3.4.8Problems
3.23 Try to establish the relationship that twice around the thumb is once around the wrist. Measure some volunteers’ thumbs and wrists and fit a regression line. What should the slope be? While you are at it, try to find relationships between the thumb and neck size, or thumb and waist. What do you think: Did Gulliver’s shirt fit well?
3.24 The data set fat (UsingR) contains ten body circumference measurements. Fit a linear model modeling the circumference of the abdomen by the circumference of the wrist. A 17-cm wrist size has what predicted abdomen size?
3.25 The data set wtloss (MASS) contains measurements of a patient’s weight in kilograms during a weight-rehabilitation program. Make a scatterplot showing how the variable Weight decays as a function of Days.
1. What is the Pearson correlation coefficient of the two variables?
2. Does the data appear appropriate for a linear model? (A linear model says that for two comparable time periods the same amount of weight is expected to be lost.)
3. Fit a linear model. Store the results in res. Add the regression line to your scatterplot. Does the regression line fit the data well?
4. Make a plot of the residuals, residuals (res), against the Days variable. Comment on the shape of the points.
3.26 The data frame x77 contains data from each of the fifty United States. First coerce the state. x77 variable into a data frame with
> x77 = data.frame(state.x77)
1. The model of illiteracy rate (Illiteracy) modeled by high school graduation rate HS. Grad.
2. The model of life expectancy (Life. Exp) modeled by (Murder()) the murder rate. 3. The model of income (Income) modeled by the illiteracy rate (Illiteracy).
Write a sentence or two describing any relationship. In particular, do you find it as expected or is it surprising?
3.27 The data set batting (UsingR) contains baseball statistics for the year 2002. Fit a linear model to runs batted in (RBI) modeled by number of home runs (HR). Make a scatterplot and add a regression line. In 2002, Mike Piazza had 33 home runs and 98 runs batted in. What is his predicted number of RBIs based on his number of home runs? What is his residual?

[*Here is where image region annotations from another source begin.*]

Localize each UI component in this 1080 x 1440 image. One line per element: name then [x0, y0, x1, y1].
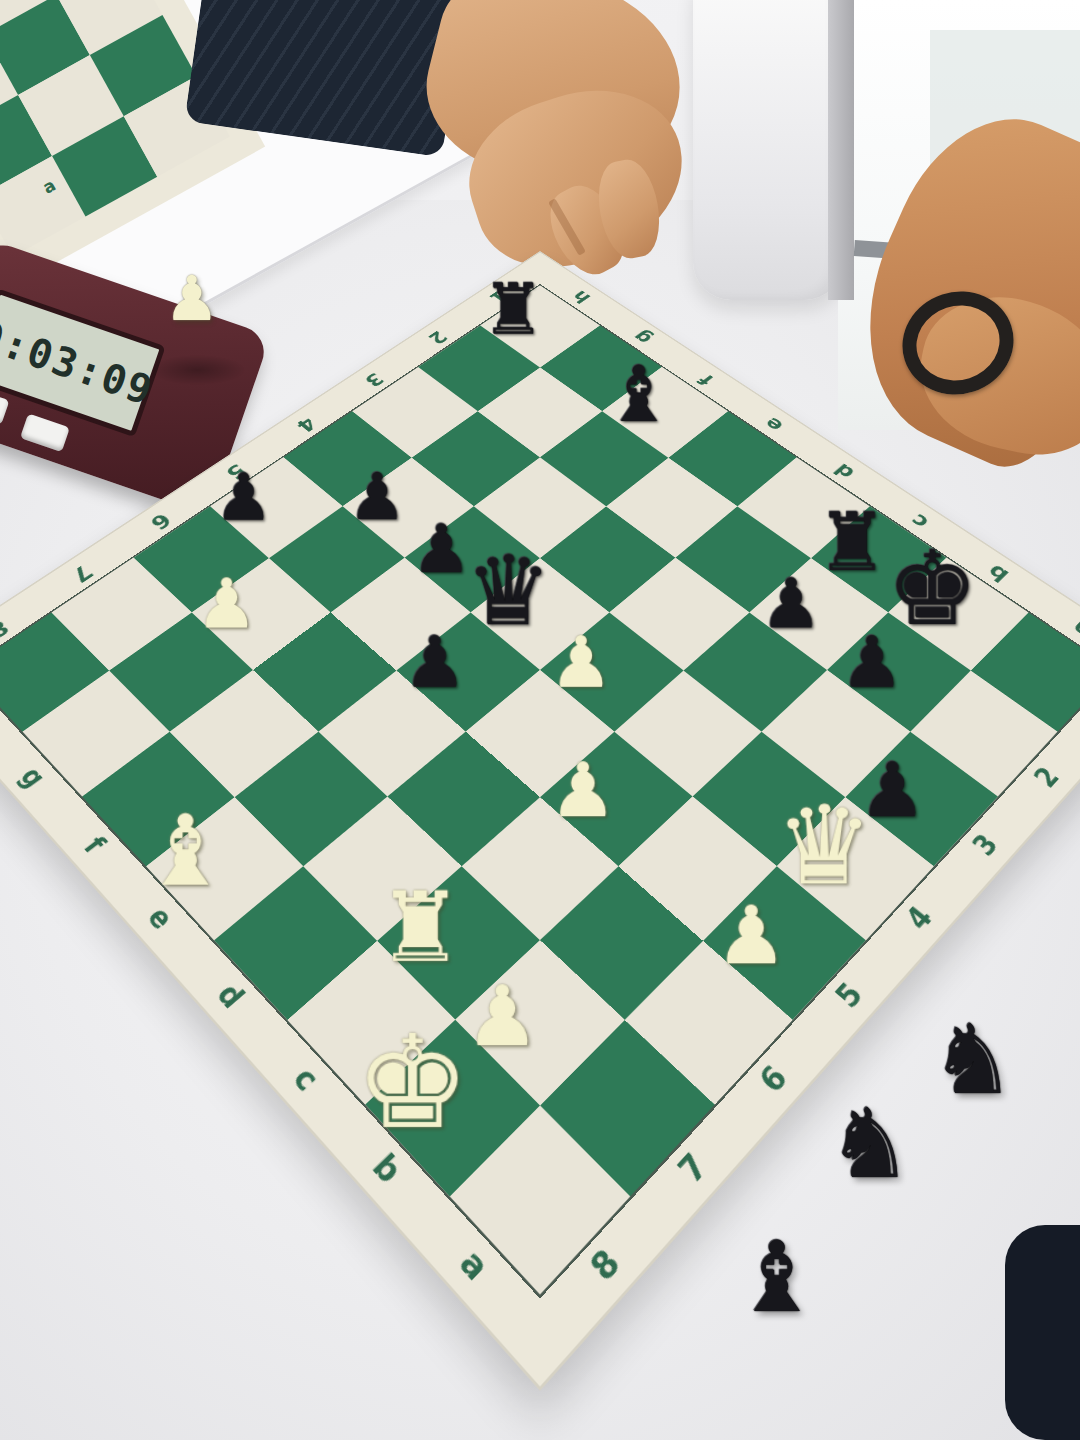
- piece-white-q-a4[interactable]: ♛: [776, 794, 874, 898]
- captured-black-n[interactable]: ♞: [930, 1012, 1016, 1108]
- square-b6[interactable]: [540, 866, 703, 1019]
- piece-white-p-g6[interactable]: ♟: [196, 572, 258, 637]
- piece-white-p-c5[interactable]: ♟: [549, 755, 617, 827]
- piece-black-b-f1[interactable]: ♝: [604, 357, 673, 431]
- chair-back: [693, 0, 843, 300]
- piece-black-p-c2[interactable]: ♟: [760, 572, 822, 637]
- captured-black-b[interactable]: ♝: [733, 1228, 821, 1326]
- piece-white-p-d4[interactable]: ♟: [549, 629, 613, 696]
- captured-white-p[interactable]: ♟: [164, 268, 220, 330]
- piece-black-p-f4[interactable]: ♟: [411, 518, 471, 582]
- captured-black-n[interactable]: ♞: [827, 1096, 913, 1192]
- piece-black-p-b2[interactable]: ♟: [840, 629, 904, 696]
- piece-white-k-b8[interactable]: ♚: [355, 1022, 470, 1144]
- player-knee: [1005, 1225, 1080, 1440]
- piece-black-r-c1[interactable]: ♜: [817, 505, 889, 581]
- piece-black-q-e4[interactable]: ♛: [466, 546, 552, 638]
- piece-black-p-e5[interactable]: ♟: [403, 629, 467, 696]
- pawn-shadow: [150, 355, 245, 385]
- piece-white-p-b7[interactable]: ♟: [465, 977, 540, 1056]
- piece-white-p-a5[interactable]: ♟: [716, 898, 788, 975]
- window-frame-bar: [828, 0, 854, 300]
- piece-black-p-g4[interactable]: ♟: [348, 467, 406, 529]
- piece-white-b-e8[interactable]: ♝: [141, 805, 229, 898]
- piece-white-r-c7[interactable]: ♜: [378, 882, 465, 974]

3.28 In the American culture, it is not considered unusual or inappropriate for a man to date a younger woman. But it is viewed as inappropriate for a man to date a much younger woman. Just what is too young? Some say anything less than half the man’s age plus seven. This is tested with a survey of ten people, each indicating what the cutoff is for various ages. The results are in the data set too.young (UsingR). Fit the regression model and compare it with the rule of thumb by also plotting the line y=7+(1/2)x. How do they compare?
3.29 The data set diamond (UsingR) contains data about the price of 48 diamond rings. The variable price records the price in Singapore dollars and the variable carat records the size of the diamond. Make a scatterplot of carat versus price. Use pch=5 to plot with diamonds. Add the regression line and predict the amount a one-third carat diamond ring would cost.
3.30 The data set Animals (MASS) contains the body weight and brain weight of several different animals. A simple scatterplot will not suggest the true relationship, but a log-transform of both variables will. Do this transform and then find the slope of the regression line.
Compare this slope to that found from a robust regression model using lqs( ). Comment on any differences.
3.31 To gain an understanding of the variability present in a measurement, a researcher may repeat or replicate a measurement several times. The data set breakdown (UsingR) includes measurements in minutes of the time it takes an insulating fluid to break down as a function of an applied voltage. The relationship calls for a log-transform. Plot the voltage against the logarithm of time. Find the coefficients for simple linear regression and discuss the amount of variance for each level of the voltage.
3.32 The motors (MASS) data set contains measurements on how long, in hours, it takes a motor to fail. For a range of temperatures, in degrees Celsius, a number of motors were run in an accelerated manner until they failed, or until time was cut off. (When time is cut off the data is said to have been censored.) The data shows a relationship between increased temperature and shortened life span.
The commands
> data(motors, package="MASS")
produce a scatterplot of the variable time modeled by temp. The pch=cens argument marks points that were censored with a square; otherwise a circle is used. Make the scatterplot and answer the following:
1. How many different temperatures were used in the experiment?
2. Does the data look to be a candidate for a linear model? (You might want to consider why the data point (150,8000) is marked with a square.)
3. Fit a linear model. What are the coefficients?
4. Use the linear model to make a prediction for the accelerated lifetime of a motor run at a temperature of 210°C.
3.33 The data set mw.ages (UsingR) contains census 2000 data on the age distribution of residents of Maplewood, New Jersey. The data is broken down by male and female.
Attach the data set and make a plot of the Male and Female variables added together. Connect the dots using the argument type="l". For example, with the command plot(1:103,Male + Female,type="l").
Next, layer on top two trend lines, one for male and one for female, using the supsmu() function. What age group is missing from this town?